Я никогда к администрации для решения своих проблем не обращался. Это не одобряется.

– Что можно было бы изменить в тюремной системе?

Нынешняя система — это просто пенитенциарное учреждение. То есть место, где осужденные содержатся: приняли 20 человек, какое-то время они там отбыли, и 20 человек выпустили.

Все, что говорится о воспитательной, исправительной работе, — это иллюзии: денег на это не выделяется. Лучшее воспитание — труд. А для труда нужно что? Нужны станки современные, технологии, сырье. Нужно руководить этим процессом.

– Вы считаете — нужно вернуть ГУЛАГ, чтобы зэки работали?

Ни в коем случае. Зона состоит из двух частей — есть жилая, есть промышленная. Кто заинтересован в том, чтобы осужденный был социализирован?

То есть работал, имел квалификацию и т.д. Губернатор. Почему? Как правило, потерпевшие — жители его региона, которым этот зэк должен. Срок-то он отбывает, но там по приговору еще вторая часть — он должен выплатить иск.

А если не работает, то и не выплачивает. Поэтому губернатор должен обеспечить его работой. Он может обеспечивать колонию заказами.

Привлекать к этому местных бизнесменов, заинтересовывать их. Всем хорошо: колонии, бизнесмену, губернатору и зэкам.

– То есть губернатор должен взять шефство над местными колониями?

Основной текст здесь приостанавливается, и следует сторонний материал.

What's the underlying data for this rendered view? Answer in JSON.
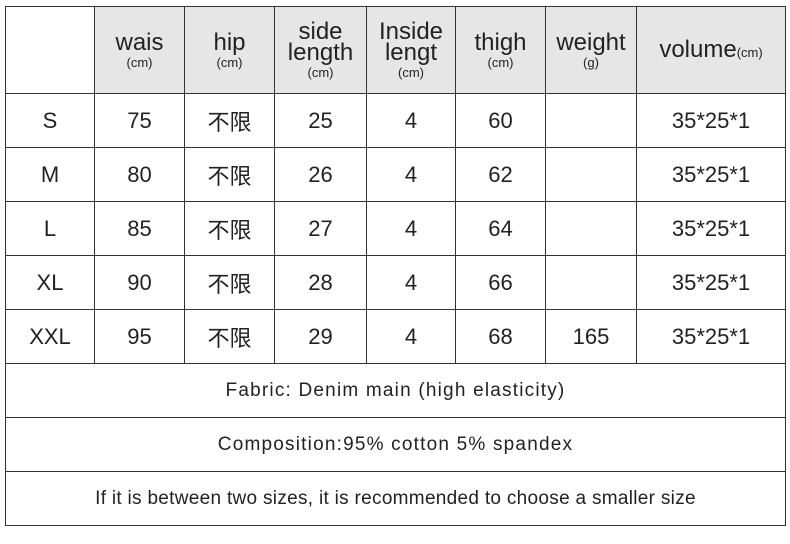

Он должен организовать процесс исправления. Потому что ему не нужны рецидивисты. Вот выйдет зэк из тюрьмы, скажет: дайте мне работу. Где ее возьмешь? А если коммерсант в него уже вложил деньги, обучил его, то когда тот освободится, он же возьмет его на работу.

– В ближайшее время Европейский суд вынесет решение по вашей жалобе. И возможно, Верховный суд постановит пересмотреть дело. Вы согласитесь? Игорь Сутягин, например, отказался, заявил, что не верит в справедливость российского правосудия.

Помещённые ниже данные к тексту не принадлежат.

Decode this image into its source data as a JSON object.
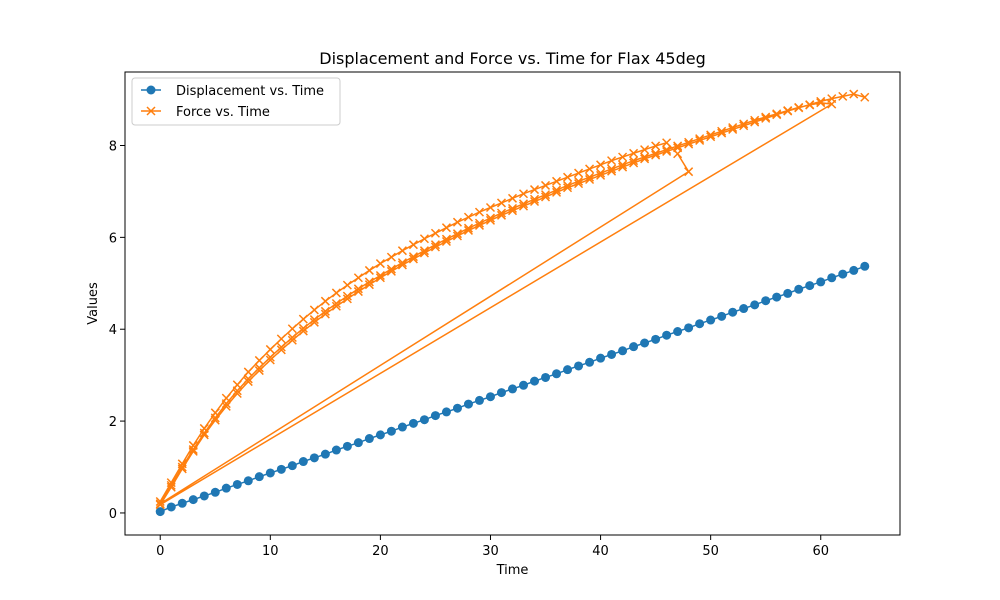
{
  "chart_data": {
    "type": "line",
    "title": "Displacement and Force vs. Time for Flax 45deg",
    "xlabel": "Time",
    "ylabel": "Values",
    "xlim": [
      -3.2,
      67.2
    ],
    "ylim": [
      -0.48,
      9.6
    ],
    "xticks": [
      0,
      10,
      20,
      30,
      40,
      50,
      60
    ],
    "yticks": [
      0,
      2,
      4,
      6,
      8
    ],
    "grid": false,
    "legend_position": "top-left",
    "series": [
      {
        "name": "Displacement vs. Time",
        "color": "#1f77b4",
        "marker": "circle",
        "x": [
          0,
          1,
          2,
          3,
          4,
          5,
          6,
          7,
          8,
          9,
          10,
          11,
          12,
          13,
          14,
          15,
          16,
          17,
          18,
          19,
          20,
          21,
          22,
          23,
          24,
          25,
          26,
          27,
          28,
          29,
          30,
          31,
          32,
          33,
          34,
          35,
          36,
          37,
          38,
          39,
          40,
          41,
          42,
          43,
          44,
          45,
          46,
          47,
          48,
          49,
          50,
          51,
          52,
          53,
          54,
          55,
          56,
          57,
          58,
          59,
          60,
          61,
          62,
          63,
          64
        ],
        "y": [
          0.03,
          0.13,
          0.21,
          0.29,
          0.37,
          0.45,
          0.54,
          0.62,
          0.7,
          0.79,
          0.87,
          0.95,
          1.03,
          1.12,
          1.2,
          1.28,
          1.37,
          1.45,
          1.53,
          1.62,
          1.7,
          1.78,
          1.87,
          1.95,
          2.03,
          2.12,
          2.2,
          2.28,
          2.37,
          2.45,
          2.53,
          2.62,
          2.7,
          2.78,
          2.87,
          2.95,
          3.03,
          3.12,
          3.2,
          3.28,
          3.37,
          3.45,
          3.53,
          3.62,
          3.7,
          3.78,
          3.87,
          3.95,
          4.03,
          4.12,
          4.2,
          4.28,
          4.37,
          4.45,
          4.53,
          4.62,
          4.7,
          4.78,
          4.87,
          4.95,
          5.03,
          5.12,
          5.2,
          5.28,
          5.37
        ]
      },
      {
        "name": "Force vs. Time",
        "color": "#ff7f0e",
        "marker": "x",
        "x": [
          0,
          1,
          2,
          3,
          4,
          5,
          6,
          7,
          8,
          9,
          10,
          11,
          12,
          13,
          14,
          15,
          16,
          17,
          18,
          19,
          20,
          21,
          22,
          23,
          24,
          25,
          26,
          27,
          28,
          29,
          30,
          31,
          32,
          33,
          34,
          35,
          36,
          37,
          38,
          39,
          40,
          41,
          42,
          43,
          44,
          45,
          46,
          47,
          48,
          0,
          1,
          2,
          3,
          4,
          5,
          6,
          7,
          8,
          9,
          10,
          11,
          12,
          13,
          14,
          15,
          16,
          17,
          18,
          19,
          20,
          21,
          22,
          23,
          24,
          25,
          26,
          27,
          28,
          29,
          30,
          31,
          32,
          33,
          34,
          35,
          36,
          37,
          38,
          39,
          40,
          41,
          42,
          43,
          44,
          45,
          46,
          47,
          48,
          49,
          50,
          51,
          52,
          53,
          54,
          55,
          56,
          57,
          58,
          59,
          60,
          61,
          0,
          1,
          2,
          3,
          4,
          5,
          6,
          7,
          8,
          9,
          10,
          11,
          12,
          13,
          14,
          15,
          16,
          17,
          18,
          19,
          20,
          21,
          22,
          23,
          24,
          25,
          26,
          27,
          28,
          29,
          30,
          31,
          32,
          33,
          34,
          35,
          36,
          37,
          38,
          39,
          40,
          41,
          42,
          43,
          44,
          45,
          46,
          47,
          48,
          49,
          50,
          51,
          52,
          53,
          54,
          55,
          56,
          57,
          58,
          59,
          60,
          61,
          62,
          63,
          64
        ],
        "y": [
          0.25,
          0.66,
          1.07,
          1.47,
          1.84,
          2.18,
          2.5,
          2.79,
          3.07,
          3.32,
          3.56,
          3.79,
          4.01,
          4.22,
          4.42,
          4.61,
          4.79,
          4.96,
          5.12,
          5.28,
          5.43,
          5.57,
          5.71,
          5.84,
          5.97,
          6.09,
          6.21,
          6.33,
          6.44,
          6.55,
          6.65,
          6.75,
          6.85,
          6.95,
          7.04,
          7.13,
          7.22,
          7.31,
          7.4,
          7.49,
          7.58,
          7.67,
          7.75,
          7.83,
          7.91,
          7.99,
          8.06,
          7.82,
          7.43,
          0.2,
          0.6,
          1.0,
          1.38,
          1.74,
          2.07,
          2.38,
          2.66,
          2.92,
          3.16,
          3.39,
          3.61,
          3.82,
          4.02,
          4.21,
          4.39,
          4.56,
          4.72,
          4.88,
          5.03,
          5.17,
          5.31,
          5.45,
          5.58,
          5.71,
          5.84,
          5.96,
          6.08,
          6.2,
          6.31,
          6.42,
          6.53,
          6.63,
          6.73,
          6.83,
          6.93,
          7.03,
          7.13,
          7.22,
          7.31,
          7.4,
          7.49,
          7.58,
          7.67,
          7.75,
          7.83,
          7.91,
          7.99,
          8.07,
          8.15,
          8.23,
          8.31,
          8.39,
          8.47,
          8.55,
          8.62,
          8.69,
          8.76,
          8.83,
          8.88,
          8.93,
          8.9,
          0.18,
          0.56,
          0.96,
          1.34,
          1.7,
          2.02,
          2.32,
          2.6,
          2.86,
          3.1,
          3.33,
          3.55,
          3.76,
          3.96,
          4.15,
          4.33,
          4.5,
          4.66,
          4.82,
          4.97,
          5.12,
          5.26,
          5.4,
          5.53,
          5.66,
          5.79,
          5.91,
          6.03,
          6.15,
          6.26,
          6.37,
          6.48,
          6.58,
          6.68,
          6.78,
          6.88,
          6.98,
          7.08,
          7.17,
          7.26,
          7.35,
          7.44,
          7.53,
          7.62,
          7.71,
          7.79,
          7.87,
          7.95,
          8.03,
          8.11,
          8.19,
          8.27,
          8.35,
          8.43,
          8.51,
          8.59,
          8.67,
          8.75,
          8.82,
          8.89,
          8.96,
          9.02,
          9.07,
          9.12,
          9.05
        ]
      }
    ]
  }
}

Я имел дело с шестью профессиональными судьями. Судья Красноярского краевого суда Валентин Барановский отказался рассматривать мое уголовное дело из-за фундаментальных нарушений процессуального закона. Судья Светлана Берестова после 19 месяцев содержания под стражей выпустила меня под подписку о невыезде.

Трое судей из краевого суда подтвердили решение Берестовой. Наконец, судья Евгений Репин отпустил меня по УДО.

Так что я готов к тому, чтобы мое дело было пересмотрено. Может, и на этот раз мне опять повезет с судьей.

Но мне кажется, что в нашем законодательстве есть какой-то изъян. Смотрите: выносится приговор по делу, потом подается жалоба в Европейский суд в Страсбурге.

Там решают, что было нарушено право на справедливый суд. Верховный Суд направляет дело на новое рассмотрение по новым обстоятельствам. Снова суд, снова нарушения, снова жалоба в Страсбург и так до бесконечности?

Где-то нужно оборвать этот порочный круг. Очевидно, что если нарушено право на справедливый суд и это подтверждено решением Страсбурга, то должна быть поставлена точка в судебном разбирательстве.

Это как в США: если при задержании обвиняемому не объявили о его правах, то судебное преследование прекращается.

Только какая фракция Госдумы выйдет с такой законодательной инициативой?